Le chercheur postdoctoral de Sandia, Nabankur Dasgupta, a également découvert qu’à l’intérieur des régions huileuses des nanopores, “il faut moins d’énergie pour convertir le dioxyde de carbone en acide carbonique, ce qui rend la réaction plus favorable par rapport à la même conversion dans l’eau ordinaire, a déclaré Ho. En rendant cette conversion favorable et en exigeant moins d’énergie, les régions huileuses des nanopores d’argile permettent finalement de capturer davantage de dioxyde de carbone et de le stocker plus facilement, a-t-il ajouté.

Jusqu’à présent, cela nous indique que l’argile est un bon matériau pour capturer le dioxyde de carbone et le convertir en une autre molécule“, a déclaré Rempe. “Et nous comprenons pourquoi il en est ainsi, de sorte que les synthétiseurs et les ingénieurs peuvent modifier le matériau pour l’améliorer. Les simulations peuvent également guider les expériences pour tester de nouvelles hypothèses.”

Les prochaines étapes du projet consisteront à utiliser des simulations de dynamique moléculaire et des expériences pour déterminer comment faire sortir le dioxyde de carbone du nanopore, a indiqué M. Ho. À la fin de ce projet de trois ans, ils prévoient de conceptualiser un dispositif de capture du carbone par air direct à base d’argile.

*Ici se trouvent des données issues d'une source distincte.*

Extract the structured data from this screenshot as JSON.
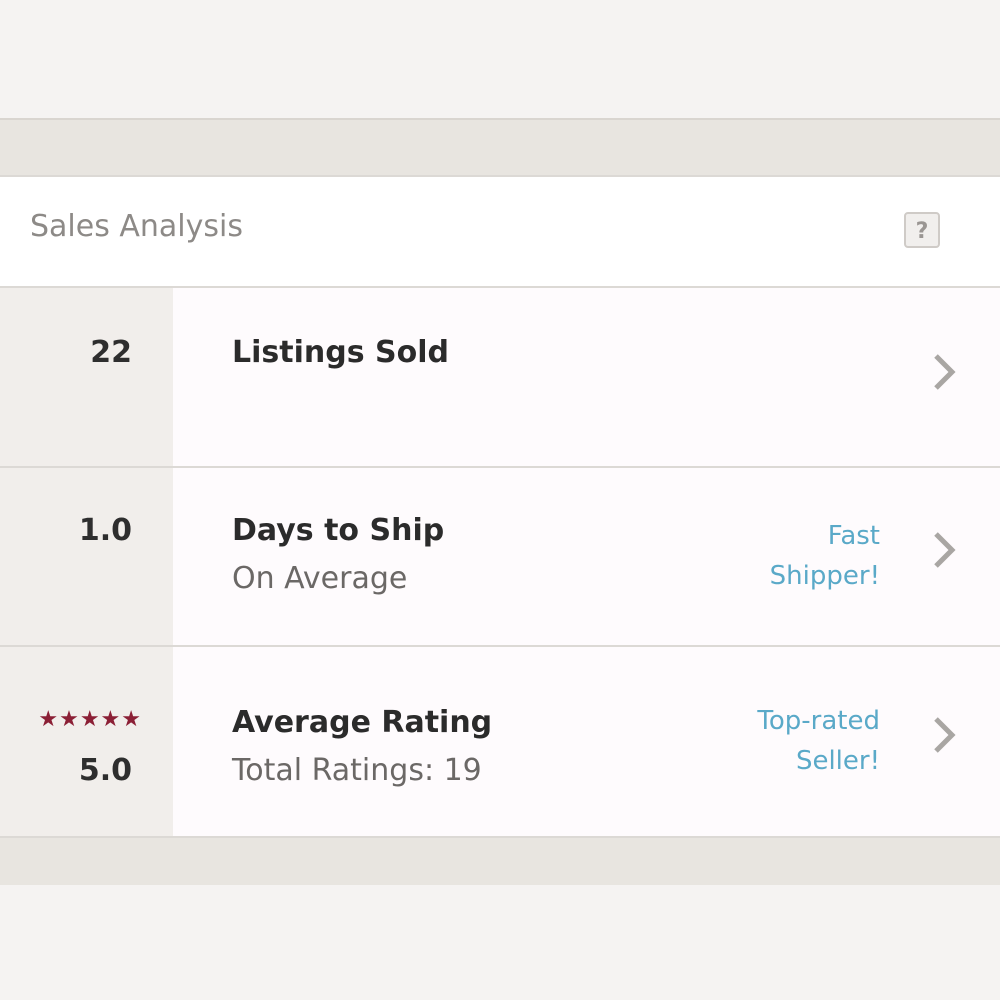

Légende / Susan Rempe, bio-ingénieur des Sandia National Laboratories, à gauche, et Tuan Ho, ingénieur chimiste, observent une représentation artistique de la structure chimique d’un type d’argile. Leur équipe étudie comment l’argile pourrait être utilisée pour capturer le dioxyde de carbone.

CREDIT : Photo by Craig Fritz/Sandia National Laboratories

Le projet est financé par le programme Laboratory Directed Research and Development de Sandia. Les recherches ont été effectuées, en partie, au Center for Integrated Nanotechnologies, une installation d’utilisateur de l’Office of Science exploitée pour le ministère de l’Énergie par les laboratoires nationaux de Sandia et de Los Alamos.

Sandia National Laboratories est un laboratoire multimission exploité par National Technology and Engineering Solutions of Sandia LLC, une filiale à 100 % de Honeywell International Inc. pour le compte de la National Nuclear Security Administration du ministère américain de l’Énergie. Sandia Labs a des responsabilités majeures en matière de recherche et de développement dans les domaines de la dissuasion nucléaire, de la sécurité mondiale, de la défense, des technologies énergétiques et de la compétitivité économique. Ses principales installations se trouvent à Albuquerque, au Nouveau-Mexique, et à Livermore, en Californie.